"Spoiled by Offensive Content"
What You Need To Know:
LITTLE ITALY has an excellent narrative structure, with appealing performances by a great cast. It has many funny and touching moments, and even some positive Christian references promoting family bonds and true love conquering pride. However, the movie contains a light Romantic, antinomian worldview that sometimes values emotions over objective moral standards. It also has lots of gratuitous foul language, some explicit bas-relief sculptures of the Kama Sutra in an Indian restaurant, and many lewd comical innuendoes. Consequently, MOVIEGUIDE® advises extreme caution for LITTLE ITALY.
Content:
More Detail:
In LITTLE ITALY, viewers get a comedic glimpse into the rich tradition of Italian culture – in Toronto, Canada! Sal Angiole and Vince Campo are best friends and owners of Pizza Napoli, a family run restaurant in the heart of their neighborhood, Little Italy. Their restaurant is run on love, passion and pride to make the best pizza. These values are taught to their children and grandchildren, Sal’s daughter Nicki (Emma Roberts) and Vince’s son, Leo (Hayden Christensen.)
Now, years later, both kids have grown. Nikki attends culinary school in London as one of the school’s top students. Her teacher, a female chef (Jane Seymour), is opening a new restaurant, and Nikki is competing for the job. To do so, however, she must return to her hometown, Little Italy, after five years and update her visa.
When she returns to Toronto, she comes face to face with Leo, her love interest since she was a child. She also faces a longtime feud between Vince and Sal, who got into a fight after they won a contest for best pizza in Little Italy years ago.
Nikki and Leo reunite at Luigi’s bar and compete in a soccer game, which helps Nikki return to her roots and reclaim the love lost between them. As Nicki and Leo grow closer, they become more and more fearful to reveal their budding love to their fathers, who will strongly disapprove due to the ongoing feuding.
Meanwhile, Nikki and Leo’s widowed grandparents are secretly seeing one another on the side. Also, Leo’s grandfather wants to propose to Nikki’s grandmother, a churchgoing Catholic who’s not sure she wants to marry at her age.
Will love find a way? Can the two feuding fathers put aside their pride?
LITTLE ITALY has an excellent plot and narrative structure, with appealing performances by a great cast. It has many funny and touching moments. Even better, the Catholic grandmother and other characters make positive references to Christianity and God, and there’s a positive reference to Jesus Christ and original sin. The movie’s Christian references promote family bonds and a premise where love conquers pride.
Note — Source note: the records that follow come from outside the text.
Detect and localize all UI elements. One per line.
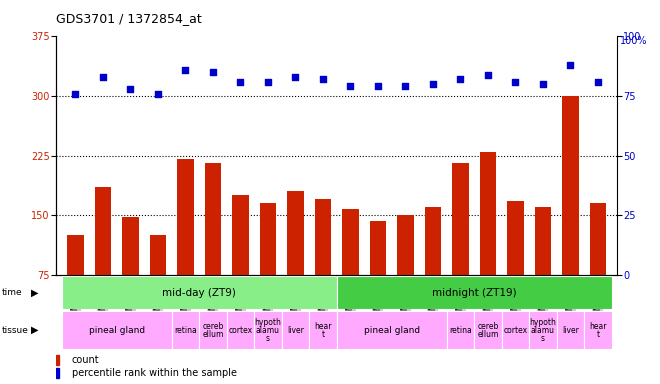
Bar <box>447 311 474 349</box>
Text: hear
t: hear t <box>314 322 331 339</box>
Point <box>565 62 576 68</box>
Point <box>98 74 108 80</box>
Text: liver: liver <box>562 326 579 335</box>
Point <box>317 76 328 83</box>
Text: GDS3701 / 1372854_at: GDS3701 / 1372854_at <box>56 12 202 25</box>
Text: midnight (ZT19): midnight (ZT19) <box>432 288 516 298</box>
Bar <box>397 215 414 275</box>
Text: hypoth
alamu
s: hypoth alamu s <box>529 318 556 343</box>
Point <box>372 83 383 89</box>
Text: cereb
ellum: cereb ellum <box>477 322 498 339</box>
Bar <box>150 235 166 275</box>
Text: pineal gland: pineal gland <box>88 326 145 335</box>
Bar <box>337 276 612 309</box>
Point <box>400 83 411 89</box>
Bar <box>177 159 193 275</box>
Bar <box>282 311 309 349</box>
Bar <box>205 164 221 275</box>
Text: tissue: tissue <box>1 326 28 335</box>
Point <box>125 86 136 92</box>
Point <box>152 91 163 97</box>
Bar <box>61 311 172 349</box>
Text: retina: retina <box>449 326 472 335</box>
Bar <box>452 164 469 275</box>
Bar <box>337 311 447 349</box>
Point <box>70 91 81 97</box>
Bar <box>507 201 523 275</box>
Point <box>345 83 356 89</box>
Point <box>290 74 300 80</box>
Bar <box>370 220 386 275</box>
Point <box>235 79 246 85</box>
Bar <box>287 191 304 275</box>
Bar <box>342 209 358 275</box>
Bar <box>67 235 84 275</box>
Bar <box>309 311 337 349</box>
Bar <box>56 368 59 378</box>
Text: cortex: cortex <box>228 326 252 335</box>
Bar <box>61 276 337 309</box>
Text: hear
t: hear t <box>589 322 607 339</box>
Point <box>180 67 191 73</box>
Bar <box>480 152 496 275</box>
Bar <box>56 355 59 366</box>
Bar <box>254 311 282 349</box>
Bar <box>584 311 612 349</box>
Bar <box>226 311 254 349</box>
Text: count: count <box>72 355 100 365</box>
Text: cortex: cortex <box>504 326 527 335</box>
Bar <box>199 311 226 349</box>
Text: retina: retina <box>174 326 197 335</box>
Point <box>455 76 465 83</box>
Text: mid-day (ZT9): mid-day (ZT9) <box>162 288 236 298</box>
Bar <box>529 311 556 349</box>
Point <box>263 79 273 85</box>
Bar <box>259 203 276 275</box>
Bar <box>535 207 551 275</box>
Text: hypoth
alamu
s: hypoth alamu s <box>254 318 281 343</box>
Point <box>593 79 603 85</box>
Point <box>537 81 548 87</box>
Bar <box>474 311 502 349</box>
Bar <box>424 207 441 275</box>
Point <box>428 81 438 87</box>
Point <box>207 69 218 75</box>
Text: ▶: ▶ <box>31 288 38 298</box>
Point <box>510 79 521 85</box>
Text: pineal gland: pineal gland <box>364 326 420 335</box>
Point <box>482 71 493 78</box>
Bar <box>589 203 606 275</box>
Bar <box>562 96 579 275</box>
Bar <box>556 311 584 349</box>
Text: ▶: ▶ <box>31 325 38 335</box>
Text: liver: liver <box>287 326 304 335</box>
Text: percentile rank within the sample: percentile rank within the sample <box>72 368 237 378</box>
Bar <box>315 199 331 275</box>
Bar <box>122 217 139 275</box>
Bar <box>502 311 529 349</box>
Text: time: time <box>1 288 22 297</box>
Bar <box>232 195 249 275</box>
Text: 100%: 100% <box>620 36 648 46</box>
Bar <box>94 187 111 275</box>
Bar <box>172 311 199 349</box>
Text: cereb
ellum: cereb ellum <box>202 322 224 339</box>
However, the movie has a light Romantic, antinomian worldview that values emotions over objective moral standards in several important scenes. There’s also a scene with an altar to the Virgin Mary instead of Jesus Christ. In addition, the movie contains a gratuitous amount of foul language and lewd innuendoes and double-entendres, including more than a dozen light profanities. Also, a supporting character who only appears in a few scenes discusses his homosexual inclinations and finds a romantic interest at the end. Finally, one scene involves a visit to an Indian restaurant with a lot of fairly explicit bas-relief sculptures on its walls of people engaged in nude clinches and orgies from the Kama Sutra, a Hindu cult promoting sexual immorality and perversion. Two scenes of implied fornication add to all these problems.
Consequently, MOVIEGUIDE® advises extreme caution for LITTLE ITALY despite the positive Christian, moral elements and uplifting, satisfying ending.